Initially, the Nixon Doctrine was said to apply to the nations of Southeast Asia and the surrounding region. Before long, however, the main focus of this policy was shifted to the Persian Gulf, where Great Britain had long served as the regional hegemon. When Prime Minister Harold Wilson announced that London would withdraw its forces from the Gulf by the end of 1971, the Nixon administration undertook an immediate review of American strategy in the area. Believing that the U.S. public—still in the throes of the Vietnam debate—would not tolerate the deployment of American forces in the Persian Gulf, the White House concluded that U.S. strategy would have to rest on the supply of weapons to friendly powers.

The administration's new policy toward the Gulf was spelled out in National Security Council Decision Memorandum number 92 (NSDM-92). Although the text of this document was never made public, its basic thrust was later articulated in congressional testimony by Undersecretary of State Joseph J. Sisco. "What we decided," Sisco told the House Committee on Foreign Affairs in 1973, "is that we would try to stimulate and be helpful to the two key countries in this area— namely, Iran and Saudi Arabia—that, to the degree to which we could stimulate cooperation between these two countries, they could become the major elements of stability as the British were getting out."

As suggested by Sisco, this policy was aimed at both Iran and Saudi Arabia. In practice, however, the greater emphasis was placed on Iran. This was so because Iran's armed forces were considered far more capable than those of Saudi Arabia, and because its leader, Shah Mohammad Reza Pahlavi, was more attuned to U.S. policy objectives. Eager to enhance his nation's status as a regional power and to attract the support of Washington, the shah ordered $20 billion worth of American arms between 1970 and 1978—at that time a record for weapons acquisitions by a developing country. Indeed, Representative GerryE. Studds of Massachusetts went so far as to state that these transfers constituted "the most rapid buildup of military power under peacetime conditions of any nation in the history of the world."

Although U.S. sales to Iran were motivated primarily by national security considerations, as spelled out in NSDM-92, the Nixon administration was not unmindful of the economic dimensions of arms exports. Facing a significant balance-of-payments crisis as a result of Vietnam War expenditures and the OPEC oil price increase of 1973, the White House saw in military sales a practical means for recouping some of the massive dollar outflows.

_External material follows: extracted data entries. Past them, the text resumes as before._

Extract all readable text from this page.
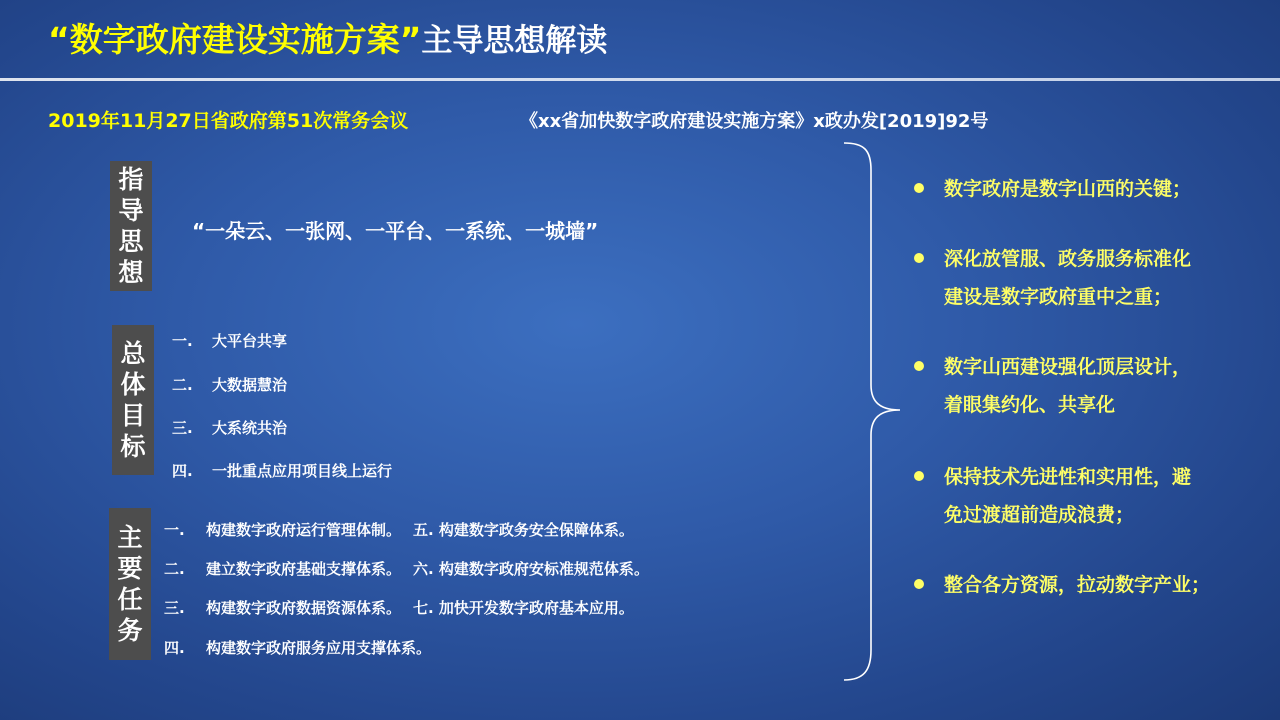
“数字政府建设实施方案”主导思想解读
2019年11月27日省政府第51次常务会议	《xx省加快数字政府建设实施方案》x政办发[2019]92号
指
导
思
想
总
体
目
标
主
要
任
务
“一朵云、一张网、一平台、一系统、一城墙”
一. 大平台共享
二. 大数据慧治
三. 大系统共治
四. 一批重点应用项目线上运行
一. 构建数字政府运行管理体制。 五. 构建数字政务安全保障体系。
二. 建立数字政府基础支撑体系。 六. 构建数字政府安标准规范体系。
三. 构建数字政府数据资源体系。 七. 加快开发数字政府基本应用。
四. 构建数字政府服务应用支撑体系。
数字政府是数字山西的关键；
深化放管服、政务服务标准化
建设是数字政府重中之重；
数字山西建设强化顶层设计，
着眼集约化、共享化
保持技术先进性和实用性，避
免过渡超前造成浪费；
整合各方资源，拉动数字产业；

Accordingly, U.S. arms firms were given a green light by Nixon to provide the shah with some of America's most advanced and sophisticated weapons, including F-4, F-5, and F-14 aircraft.

So massive were U.S. arms transfers to Iran at this time that many members of Congress became alarmed at the scale of the sales program and its potential for abuse. These concerns were increased by reports that U.S. weapons firms had employed bribery to solicit major orders from Iran—recalling the sort of charges made by Engelbrecht and Hanighen in 1934—and that U.S. officials had failed to impose any limits on the sophistication of the arms that could be supplied to that country. After investigating these charges, the Senate Foreign Relations Committee concluded in 1976 thatU.S. arms sales to Iran were "out of control."

This report, and others like it, led Congress—for the first time since the 1930s—to adopt significant legislative restraints on U.S. military sales abroad. Under the Arms Export Control Act (AECA) of 1976, Congress gave itself veto power over all individual arms transfers worth $14 million or more and over all munitions packages worth $50 million or more. The AECA also required the White House to provide Congress with advance notice of pending arms agreements, and placed restrictions on the "re-transfer" of U.S. arms from their intended recipient to another country.